In view of rarity of the condition no definite guidelines exist, as to the management of subdural hematoma. An ASDH with a thickness greater than 10 mm or a midline shift greater than 5 mm on CT scan would generally be surgically evacuated, regardless of the neurologic status. Patients with anticoagulant induced hemorrhages needs urgent reversal of anticoagulantion before surgical intervention. Both of our patients had more than 1 cm thickness of the hematoma and hence the ideal management would have been correction of thrombocytopenia and emergency surgical intervention. However immediate surgery could not be done due to technical reasons. They were just managed conservatively and they did make a good recovery. The decision for conservative management was further supported by the lack of focal deficits.

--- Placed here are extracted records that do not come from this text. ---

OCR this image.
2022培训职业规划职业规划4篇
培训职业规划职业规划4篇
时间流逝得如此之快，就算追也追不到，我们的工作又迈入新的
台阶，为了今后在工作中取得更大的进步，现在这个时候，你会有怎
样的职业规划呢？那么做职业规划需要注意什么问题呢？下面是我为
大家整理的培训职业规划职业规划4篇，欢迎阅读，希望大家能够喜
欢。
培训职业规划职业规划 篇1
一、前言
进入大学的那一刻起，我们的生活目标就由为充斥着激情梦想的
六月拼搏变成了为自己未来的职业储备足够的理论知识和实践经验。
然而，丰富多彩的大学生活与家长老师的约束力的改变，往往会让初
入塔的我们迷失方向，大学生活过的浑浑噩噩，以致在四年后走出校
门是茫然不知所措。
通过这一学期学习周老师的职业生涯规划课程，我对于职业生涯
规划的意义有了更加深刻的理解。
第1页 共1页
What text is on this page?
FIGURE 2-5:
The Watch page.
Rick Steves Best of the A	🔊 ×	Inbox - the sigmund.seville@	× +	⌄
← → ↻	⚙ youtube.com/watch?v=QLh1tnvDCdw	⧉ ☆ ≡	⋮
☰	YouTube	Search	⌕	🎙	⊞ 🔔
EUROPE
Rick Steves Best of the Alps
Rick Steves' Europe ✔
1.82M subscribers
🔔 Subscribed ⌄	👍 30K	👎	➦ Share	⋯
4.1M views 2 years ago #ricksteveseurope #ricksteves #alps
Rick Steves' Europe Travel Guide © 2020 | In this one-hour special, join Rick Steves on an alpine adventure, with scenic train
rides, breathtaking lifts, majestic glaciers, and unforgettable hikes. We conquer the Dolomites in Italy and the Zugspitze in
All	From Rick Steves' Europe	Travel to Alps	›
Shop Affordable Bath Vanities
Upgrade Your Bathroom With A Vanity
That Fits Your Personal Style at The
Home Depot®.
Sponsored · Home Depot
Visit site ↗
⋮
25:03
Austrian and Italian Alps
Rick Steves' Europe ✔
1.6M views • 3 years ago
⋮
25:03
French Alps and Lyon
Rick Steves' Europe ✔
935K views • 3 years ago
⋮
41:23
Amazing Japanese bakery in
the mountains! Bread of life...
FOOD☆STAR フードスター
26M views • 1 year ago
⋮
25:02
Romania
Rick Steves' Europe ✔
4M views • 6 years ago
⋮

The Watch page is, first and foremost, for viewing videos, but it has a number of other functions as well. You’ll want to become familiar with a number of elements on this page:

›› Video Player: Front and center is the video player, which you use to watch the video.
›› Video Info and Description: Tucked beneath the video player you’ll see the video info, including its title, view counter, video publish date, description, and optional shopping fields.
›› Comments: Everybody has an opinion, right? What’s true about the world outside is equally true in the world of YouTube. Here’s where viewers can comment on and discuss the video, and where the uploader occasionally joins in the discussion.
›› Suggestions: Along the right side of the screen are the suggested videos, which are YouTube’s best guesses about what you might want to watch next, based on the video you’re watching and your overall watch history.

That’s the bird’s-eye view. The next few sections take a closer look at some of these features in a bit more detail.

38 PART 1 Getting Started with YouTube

Guidelines on the management of subdural hematoma are formulated based on traumatic subdural hematoma. The basic difference between the ASDH occurring as a consequence of hematological disorder and trauma, probably, is in the extent of underlying parenchymal injury. In acute traumatic subdural injury, over one half is unconscious from the moment of injury indicating the frequency of accompanying parenchymal injury. This will definitely have a bearing on the prognosis of those patients who are not intervened surgically. Because of the absence of associated parenchymal injury the outcome may be better in non-traumatic ASDH. For the same size of subdural hematoma chances of complications like brain edema and herniation may be less in non-traumatic ASDH. Trial of conservative management may be safe in selected situations. More and more cases are being reported of patients being managed conservatively under these circumstances. ,,, For chronic SDH in ITP also, trial of conservative management has been suggested as there is chance for spontaneous resolution.  The recovery of our patients with conservative management further supports these facts.